Wooding-up was always an interesting sight. A long woodpile lines the summit of the bank, perhaps forty feet above the river. The steamer lands; a couple of stages are hauled out: fifty men rush ashore and climb the bank; the clerk accompanies them with pencil and paper and measuring-rod, to take account of the number of cords; then suddenly down comes the wood in an amazing shower, rattling, sliding, bounding, and sometimes turning somersaults into the river. The bottom and side of the bank are soon covered by the deluge; and the work of loading begins in equally lively fashion. The two stages are occupied by two files of men, one going ashore at a dog-trot, empty-handed, and another coming aboard with the wood. Each man catches up from two to four sticks, according to their size or his own inclination, shoulders them, falls into the current, not of water, but of men, crosses the plank, and deposits his burden where the corded-wood, that stood so lately on the top of the bank, is once more taking shape, divided into two equally-balanced piles on each side of the boiler-deck.

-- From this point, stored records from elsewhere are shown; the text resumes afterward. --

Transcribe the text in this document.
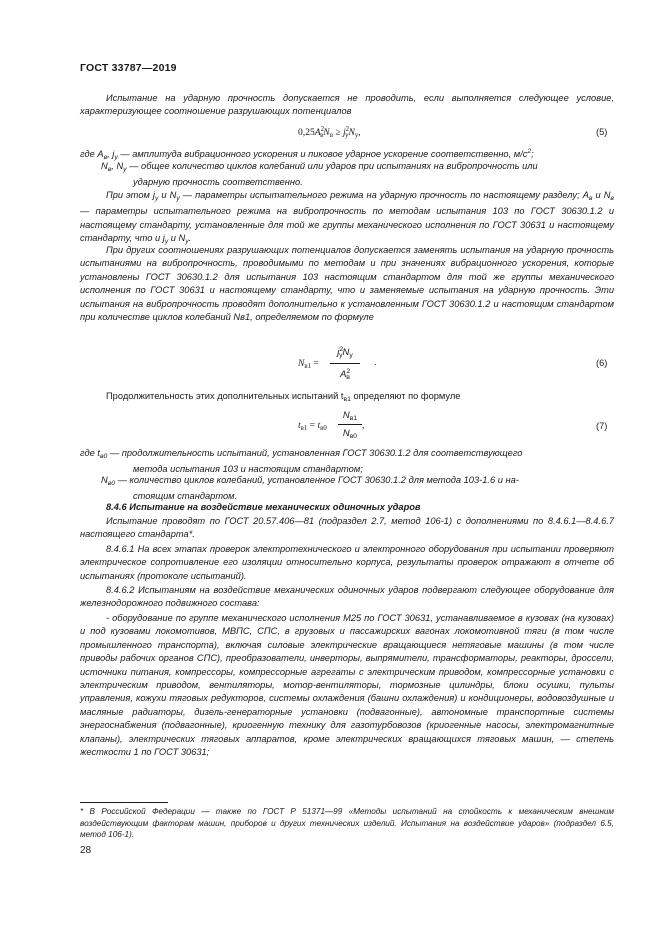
ГОСТ 33787—2019
Испытание на ударную прочность допускается не проводить, если выполняется следующее условие, характеризующее соотношение разрушающих потенциалов
$0,25A^2_вN_в \ge j^2_yN_y$,	(5)
где $A_в$, $j_y$ — амплитуда вибрационного ускорения и пиковое ударное ускорение соответственно, $м/с^2$;
$N_в$, $N_y$ — общее количество циклов колебаний или ударов при испытаниях на вибропрочность или
ударную прочность соответственно.
При этом $j_y$ и $N_y$ — параметры испытательного режима на ударную прочность по настоящему разделу; $A_в$ и $N_в$ — параметры испытательного режима на вибропрочность по методам испытания 103 по ГОСТ 30630.1.2 и настоящему стандарту, установленные для той же группы механического исполнения по ГОСТ 30631 и настоящему стандарту, что и $j_y$ и $N_y$.
При других соотношениях разрушающих потенциалов допускается заменять испытания на ударную прочность испытаниями на вибропрочность, проводимыми по методам и при значениях вибрационного ускорения, которые установлены ГОСТ 30630.1.2 для испытания 103 настоящим стандартом для той же группы механического исполнения по ГОСТ 30631 и настоящему стандарту, что и заменяемые испытания на ударную прочность. Эти испытания на вибропрочность проводят дополнительно к установленным ГОСТ 30630.1.2 и настоящим стандартом при количестве циклов колебаний Nв1, определяемом по формуле
$N_{в1}$ =
$j^2_yN_y$
$A^2_в$
.	(6)
Продолжительность этих дополнительных испытаний $t_{в1}$ определяют по формуле
$t_{в1} = t_{в0}$
$N_{в1}$
$N_{в0}$
,	(7)
где $t_{в0}$ — продолжительность испытаний, установленная ГОСТ 30630.1.2 для соответствующего
метода испытания 103 и настоящим стандартом;
$N_{в0}$ — количество циклов колебаний, установленное ГОСТ 30630.1.2 для метода 103-1.6 и на-
стоящим стандартом.
8.4.6 Испытание на воздействие механических одиночных ударов
Испытание проводят по ГОСТ 20.57.406—81 (подраздел 2.7, метод 106-1) с дополнениями по 8.4.6.1—8.4.6.7 настоящего стандарта*.
8.4.6.1 На всех этапах проверок электротехнического и электронного оборудования при испытании проверяют электрическое сопротивление его изоляции относительно корпуса, результаты проверок отражают в отчете об испытаниях (протоколе испытаний).
8.4.6.2 Испытаниям на воздействие механических одиночных ударов подвергают следующее оборудование для железнодорожного подвижного состава:
- оборудование по группе механического исполнения М25 по ГОСТ 30631, устанавливаемое в кузовах (на кузовах) и под кузовами локомотивов, МВПС, СПС, в грузовых и пассажирских вагонах локомотивной тяги (в том числе промышленного транспорта), включая силовые электрические вращающиеся нетяговые машины (в том числе приводы рабочих органов СПС), преобразователи, инверторы, выпрямители, трансформаторы, реакторы, дроссели, источники питания, компрессоры, компрессорные агрегаты с электрическим приводом, компрессорные установки с электрическим приводом, вентиляторы, мотор-вентиляторы, тормозные цилиндры, блоки осушки, пульты управления, кожухи тяговых редукторов, системы охлаждения (башни охлаждения) и кондиционеры, водовоздушные и масляные радиаторы, дизель-генераторные установки (подвагонные), автономные транспортные системы энергоснабжения (подвагонные), криогенную технику для газотурбовозов (криогенные насосы, электромагнитные клапаны), электрических тяговых аппаратов, кроме электрических вращающихся тяговых машин, — степень жесткости 1 по ГОСТ 30631;
* В Российской Федерации — также по ГОСТ Р 51371—99 «Методы испытаний на стойкость к механическим внешним воздействующим факторам машин, приборов и других технических изделий. Испытания на воздействие ударов» (подраздел 6.5, метод 106-1).
28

The men are mostly negroes, and the treatment they receive from the mate is about the same as that which they received when slaves. He stands on the shore between the ends of the two stages, within convenient reach of both. Not a laggard escapes his eye or foot. Often he brandishes a billet of wood, with which he threatens, and sometimes strikes ; and now he flings it at the head of some artful dodger who has eluded his blow. And all the while you hear his hoarse, harsh voice iterating with horrible crescendo: "Get along, get along! Out o' the way 'th that wood! out o' the way, OUT O' THE WAY! OUT O' THE WAY! Git on, GIT ON, GIT ON!"

Meanwhile the men are working as hard as men can reasonably be expected to work; and how they discipline their souls to endure such brutality is to me a mystery.